The priming of gas stoves typically produces a fireball that is great for trimming those bushy eyebrows, also giving a hard outdoorsy look to the face. Working the stove is always great fun, a bit like being an astronaut and firing the afterburners. Some people get into character, shouting terms like “throttle up!” and “more power!” as they operate the pump and valves to avoid the dreaded “flameout”! Overcooking is the result, like your mother’s pork chops. Periodic cleaning of the stove hardware is necessary for easy starting.

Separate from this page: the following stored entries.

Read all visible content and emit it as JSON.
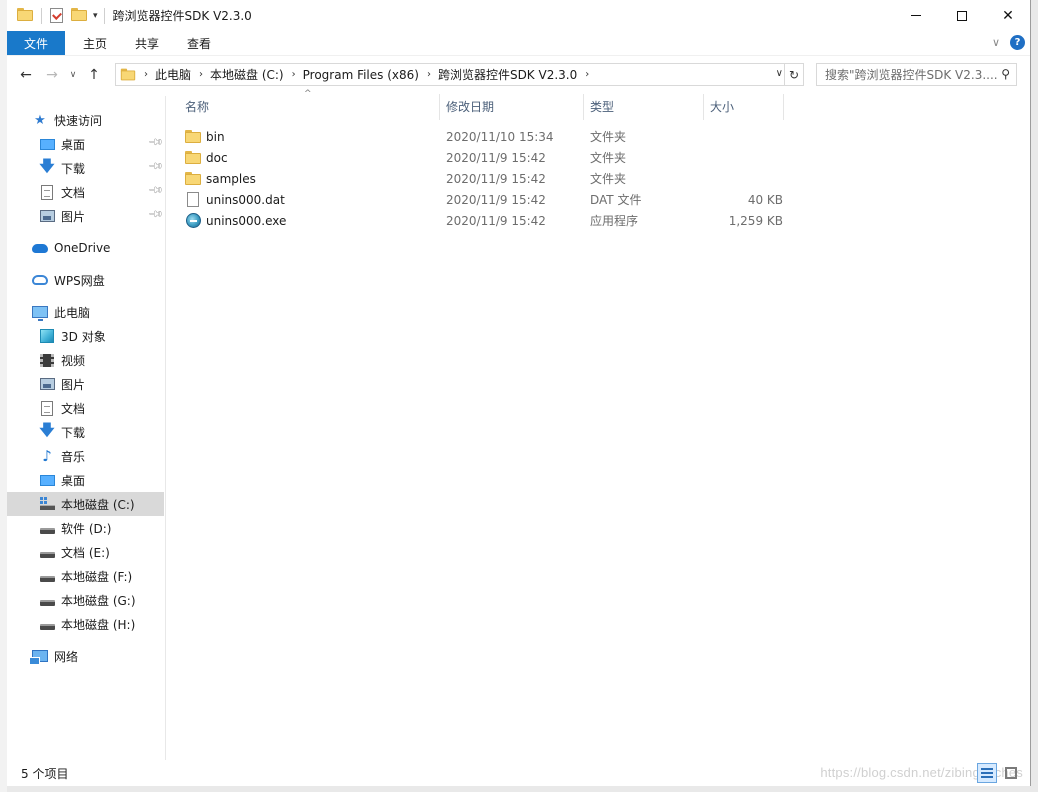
{
  "window": {
    "title": "跨浏览器控件SDK V2.3.0"
  },
  "ribbon": {
    "tabs": [
      {
        "label": "文件"
      },
      {
        "label": "主页"
      },
      {
        "label": "共享"
      },
      {
        "label": "查看"
      }
    ],
    "help_label": "?"
  },
  "address": {
    "breadcrumbs": [
      "此电脑",
      "本地磁盘 (C:)",
      "Program Files (x86)",
      "跨浏览器控件SDK V2.3.0"
    ]
  },
  "search": {
    "placeholder": "搜索\"跨浏览器控件SDK V2.3...."
  },
  "navpane": {
    "quick_access": {
      "label": "快速访问",
      "items": [
        {
          "label": "桌面",
          "icon": "desktop-icon"
        },
        {
          "label": "下载",
          "icon": "download-icon"
        },
        {
          "label": "文档",
          "icon": "document-icon"
        },
        {
          "label": "图片",
          "icon": "picture-icon"
        }
      ]
    },
    "onedrive": {
      "label": "OneDrive"
    },
    "wps": {
      "label": "WPS网盘"
    },
    "this_pc": {
      "label": "此电脑",
      "items": [
        {
          "label": "3D 对象",
          "icon": "3d-objects-icon"
        },
        {
          "label": "视频",
          "icon": "video-icon"
        },
        {
          "label": "图片",
          "icon": "picture-icon"
        },
        {
          "label": "文档",
          "icon": "document-icon"
        },
        {
          "label": "下载",
          "icon": "download-icon"
        },
        {
          "label": "音乐",
          "icon": "music-icon"
        },
        {
          "label": "桌面",
          "icon": "desktop-icon"
        },
        {
          "label": "本地磁盘 (C:)",
          "icon": "windows-drive-icon",
          "selected": true
        },
        {
          "label": "软件 (D:)",
          "icon": "drive-icon"
        },
        {
          "label": "文档 (E:)",
          "icon": "drive-icon"
        },
        {
          "label": "本地磁盘 (F:)",
          "icon": "drive-icon"
        },
        {
          "label": "本地磁盘 (G:)",
          "icon": "drive-icon"
        },
        {
          "label": "本地磁盘 (H:)",
          "icon": "drive-icon"
        }
      ]
    },
    "network": {
      "label": "网络"
    }
  },
  "filelist": {
    "columns": {
      "name": "名称",
      "date": "修改日期",
      "type": "类型",
      "size": "大小"
    },
    "rows": [
      {
        "name": "bin",
        "date": "2020/11/10 15:34",
        "type": "文件夹",
        "size": "",
        "icon": "folder-icon"
      },
      {
        "name": "doc",
        "date": "2020/11/9 15:42",
        "type": "文件夹",
        "size": "",
        "icon": "folder-icon"
      },
      {
        "name": "samples",
        "date": "2020/11/9 15:42",
        "type": "文件夹",
        "size": "",
        "icon": "folder-icon"
      },
      {
        "name": "unins000.dat",
        "date": "2020/11/9 15:42",
        "type": "DAT 文件",
        "size": "40 KB",
        "icon": "file-icon"
      },
      {
        "name": "unins000.exe",
        "date": "2020/11/9 15:42",
        "type": "应用程序",
        "size": "1,259 KB",
        "icon": "exe-icon"
      }
    ]
  },
  "status": {
    "item_count": "5 个项目"
  },
  "watermark": "https://blog.csdn.net/zibingdaches"
}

Backpacks have come a long way from the L-shaped wooden frame and attached rucksack. The principle is still the same, to explore the limits of human endurance like Lewis and Clark on a bad day. The inner frame pack is more streamlined, allowing gazelle-like movement through the wilderness. Skiing and climbing is easier with a pack that is closer to your center of gravity. The exterior frame pack is the most comfortable for normal hiking conditions. Regardless of the type of pack, choose a model with wide, firm padding on the waist and shoulder straps.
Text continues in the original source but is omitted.